Any vector $a$ can be broken down into a component that is parallel to the line and a component that is perpendicular. This is written $a = a_\parallel + a_\perp$. When the vector is reflected by a reflection map $\underline N$, the perpendicular component changes sign; the parallel component does not. That is,
$$\underline N(a) = a_\parallel - a_\perp = a - 2 a_\perp$$
The perpendicular component $a_\perp$ is given by
$$a_\perp = (a \cdot \hat n) \hat n$$
where $a = a^x e_x + a^y e_y$. You should be able to recognize that this is merely a projection map onto the vector $\hat n$.
Thus, the reflection map is given as
$$\underline N(a) = \underline I(a) - 2(a \cdot \hat n) \hat n$$
where $\underline I$ is the identity map.
From here, one need only evaluate this in terms of basis vectors to find the matrix components.
$$\underline N(e_x) = e_x - 2 (e_x \cdot \hat n) \hat n = e_x - \frac{2(-m)(-m e_x + e_y)}{1 + m^2} = \frac{(1-m^2)e_x + 2m e_y}{1+m^2}$$
and
$$\underline N(e_y) = e_y - 2 (e_y \cdot \hat n) \hat n = e_y - \frac{2(1)(-me_x + e_y)}{1+m^2} = \frac{2m e_x + (m^2 - 1)e_y}{1+m^2}$$
Both of these are columns of the associated matrix representation.
Here is a slightly different take. One can check with a picture that $R=2P-I$, where $P$ is the projection onto the line. Taking $v=(1,m)^T$ a vector along the line, then $$ P\begin{bmatrix} x\\ y\end{bmatrix} = \begin{bmatrix} 1&m\end{bmatrix} \begin{bmatrix} x\\ y\end{bmatrix}\,\begin{bmatrix} 1\\ m\end{bmatrix} / \begin{bmatrix} 1&m\end{bmatrix} \begin{bmatrix} 1\\ m\end{bmatrix} =\frac1{1+m^2} \begin{bmatrix} x+my\\ mx+m^2y\end{bmatrix}. $$ So $$P=\frac1{1+m^2} \begin{bmatrix} 1&m\\ m&m^2\end{bmatrix}$$ and $$ R=2P-I=\frac1{1+m^2} \begin{bmatrix} 1-m^2&2m\\ 2m&m^2-1\end{bmatrix}. $$
If you made a sketch you will se that $R(x)=2 \Pi_v(x)-x$ where $v=(1,m)$ and $\Pi_v$ is the projection of the vector $x$ over the vector $v$.

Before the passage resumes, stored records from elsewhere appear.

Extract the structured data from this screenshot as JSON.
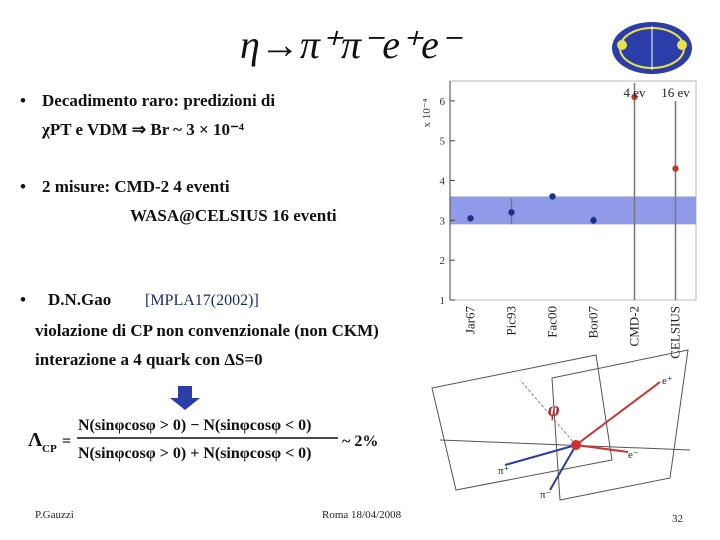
{
  "header": {
    "title": "η→π⁺π⁻e⁺e⁻"
  },
  "bullets": [
    {
      "lines": [
        "Decadimento raro:  predizioni di",
        "χPT e VDM ⇒ Br ~ 3 × 10⁻⁴"
      ]
    },
    {
      "lines": [
        "2 misure: CMD-2  4 eventi",
        "WASA@CELSIUS  16 eventi"
      ]
    },
    {
      "lines": [
        "D.N.Gao",
        "violazione di CP non convenzionale (non CKM)",
        "interazione a 4 quark con  ΔS=0"
      ],
      "reference": "[MPLA17(2002)]"
    }
  ],
  "formula": {
    "symbol": "Λ",
    "subscript": "CP",
    "numerator": "N(sinφcosφ > 0) − N(sinφcosφ < 0)",
    "denominator": "N(sinφcosφ > 0) + N(sinφcosφ < 0)",
    "result": "~ 2%"
  },
  "chart_data": {
    "type": "scatter",
    "y_unit_label": "x 10⁻⁴",
    "categories": [
      "Jar67",
      "Pic93",
      "Fac00",
      "Bor07",
      "CMD-2",
      "CELSIUS"
    ],
    "values": [
      3.05,
      3.2,
      3.6,
      3.0,
      6.1,
      4.3
    ],
    "err_low": [
      0,
      0.3,
      0,
      0.1,
      5.1,
      3.3
    ],
    "err_high": [
      0,
      0.35,
      0,
      0.1,
      0.35,
      1.7
    ],
    "point_colors": [
      "#1a2f8a",
      "#1a2f8a",
      "#1a2f8a",
      "#1a2f8a",
      "#c0392b",
      "#c0392b"
    ],
    "error_color": "#777777",
    "band": [
      2.9,
      3.6
    ],
    "band_color": "#8f9be8",
    "ylim": [
      1,
      6.5
    ],
    "yticks": [
      1,
      2,
      3,
      4,
      5,
      6
    ],
    "annotations": [
      {
        "text": "4 ev",
        "at": "CMD-2"
      },
      {
        "text": "16 ev",
        "at": "CELSIUS"
      }
    ]
  },
  "diagram": {
    "angle": "φ",
    "labels": [
      "e⁺",
      "e⁻",
      "π⁺",
      "π⁻"
    ]
  },
  "footer": {
    "author": "P.Gauzzi",
    "place_date": "Roma 18/04/2008",
    "page": "32"
  }
}
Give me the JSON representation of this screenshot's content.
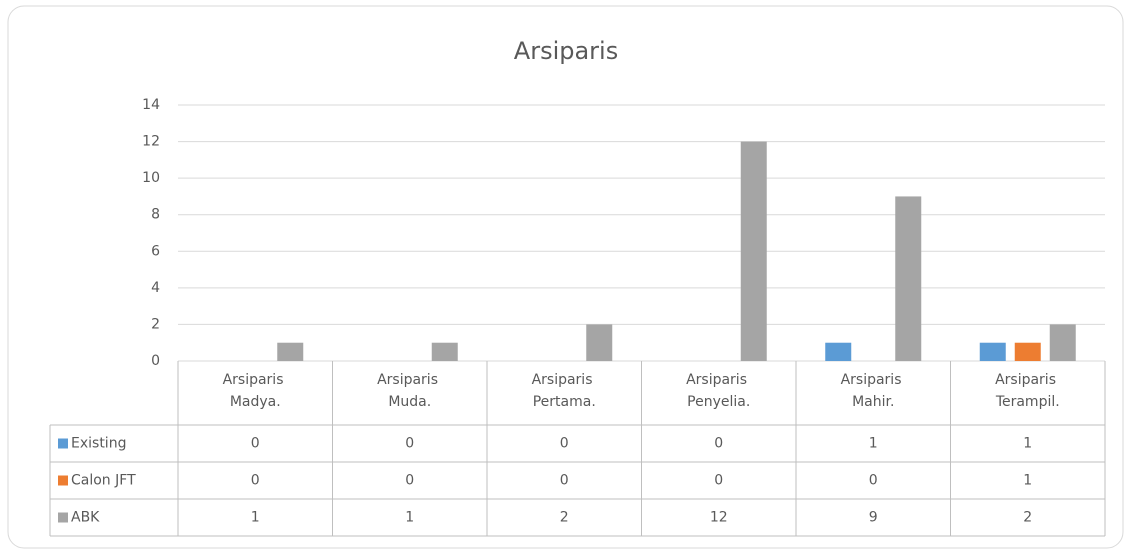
{
  "chart_data": {
    "type": "bar",
    "title": "Arsiparis",
    "categories": [
      "Arsiparis Madya.",
      "Arsiparis Muda.",
      "Arsiparis Pertama.",
      "Arsiparis Penyelia.",
      "Arsiparis Mahir.",
      "Arsiparis Terampil."
    ],
    "series": [
      {
        "name": "Existing",
        "color": "#5b9bd5",
        "values": [
          0,
          0,
          0,
          0,
          1,
          1
        ]
      },
      {
        "name": "Calon JFT",
        "color": "#ed7d31",
        "values": [
          0,
          0,
          0,
          0,
          0,
          1
        ]
      },
      {
        "name": "ABK",
        "color": "#a5a5a5",
        "values": [
          1,
          1,
          2,
          12,
          9,
          2
        ]
      }
    ],
    "ylim": [
      0,
      14
    ],
    "yticks": [
      0,
      2,
      4,
      6,
      8,
      10,
      12,
      14
    ],
    "grid": true,
    "data_table": true
  }
}
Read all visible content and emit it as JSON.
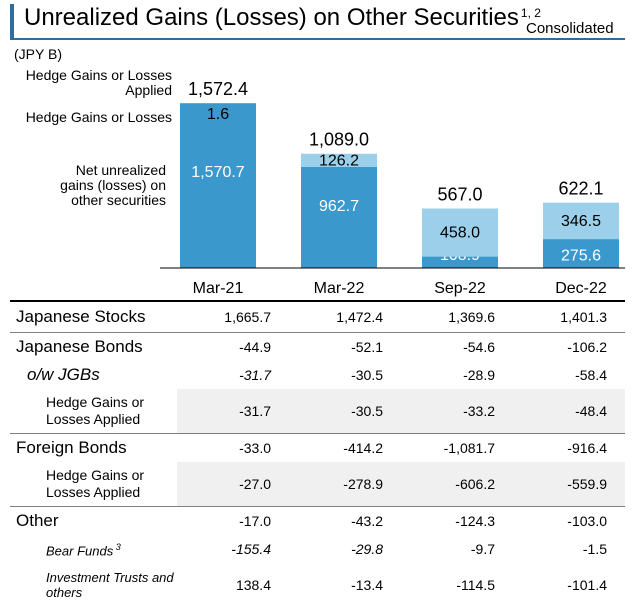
{
  "header": {
    "title": "Unrealized Gains (Losses) on Other Securities",
    "title_sup": "1, 2",
    "scope": "Consolidated",
    "unit": "(JPY B)"
  },
  "legend_labels": {
    "total": "Hedge Gains or Losses Applied",
    "hedge": "Hedge Gains or Losses",
    "net": "Net unrealized gains (losses) on other securities"
  },
  "chart_data": {
    "type": "bar",
    "stacked": true,
    "categories": [
      "Mar-21",
      "Mar-22",
      "Sep-22",
      "Dec-22"
    ],
    "series": [
      {
        "name": "Net unrealized gains (losses) on other securities",
        "values": [
          1570.7,
          962.7,
          108.9,
          275.6
        ],
        "labels": [
          "1,570.7",
          "962.7",
          "108.9",
          "275.6"
        ],
        "color": "#3b98cd"
      },
      {
        "name": "Hedge Gains or Losses",
        "values": [
          1.6,
          126.2,
          458.0,
          346.5
        ],
        "labels": [
          "1.6",
          "126.2",
          "458.0",
          "346.5"
        ],
        "color": "#9cd0ea"
      }
    ],
    "totals": [
      1572.4,
      1089.0,
      567.0,
      622.1
    ],
    "total_labels": [
      "1,572.4",
      "1,089.0",
      "567.0",
      "622.1"
    ],
    "ylim": [
      0,
      1700
    ],
    "grid": false,
    "legend": "left"
  },
  "table": {
    "columns": [
      "Mar-21",
      "Mar-22",
      "Sep-22",
      "Dec-22"
    ],
    "rows": [
      {
        "label": "Japanese Stocks",
        "values": [
          "1,665.7",
          "1,472.4",
          "1,369.6",
          "1,401.3"
        ]
      },
      {
        "label": "Japanese Bonds",
        "values": [
          "-44.9",
          "-52.1",
          "-54.6",
          "-106.2"
        ]
      },
      {
        "label": "o/w JGBs",
        "values": [
          "-31.7",
          "-30.5",
          "-28.9",
          "-58.4"
        ]
      },
      {
        "label": "Hedge Gains or Losses Applied",
        "values": [
          "-31.7",
          "-30.5",
          "-33.2",
          "-48.4"
        ]
      },
      {
        "label": "Foreign Bonds",
        "values": [
          "-33.0",
          "-414.2",
          "-1,081.7",
          "-916.4"
        ]
      },
      {
        "label": "Hedge Gains or Losses Applied",
        "values": [
          "-27.0",
          "-278.9",
          "-606.2",
          "-559.9"
        ]
      },
      {
        "label": "Other",
        "values": [
          "-17.0",
          "-43.2",
          "-124.3",
          "-103.0"
        ]
      },
      {
        "label": "Bear Funds",
        "label_sup": "3",
        "values": [
          "-155.4",
          "-29.8",
          "-9.7",
          "-1.5"
        ]
      },
      {
        "label": "Investment Trusts and others",
        "values": [
          "138.4",
          "-13.4",
          "-114.5",
          "-101.4"
        ]
      }
    ]
  }
}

It is derived from physics of reflection.
The reflected ray rotates by an amount equal to $2 \theta,$ if the mirror itself rotates by $\theta,$ when we are given
$$ \tan \theta = m$$
Rotation matrix for double angle
$$ \begin{pmatrix}\cos 2 \theta & \sin 2 \theta\\\sin 2 \theta &\cos 2 \theta\end{pmatrix}$$
Using Weierstrass half angle relations
$$ = \frac{1}{1+m^2}\begin{pmatrix}1 - m^2 & 2m\\2m &1-m^2\end{pmatrix},$$
for consistency of rotation direction. Cannot explain the sign.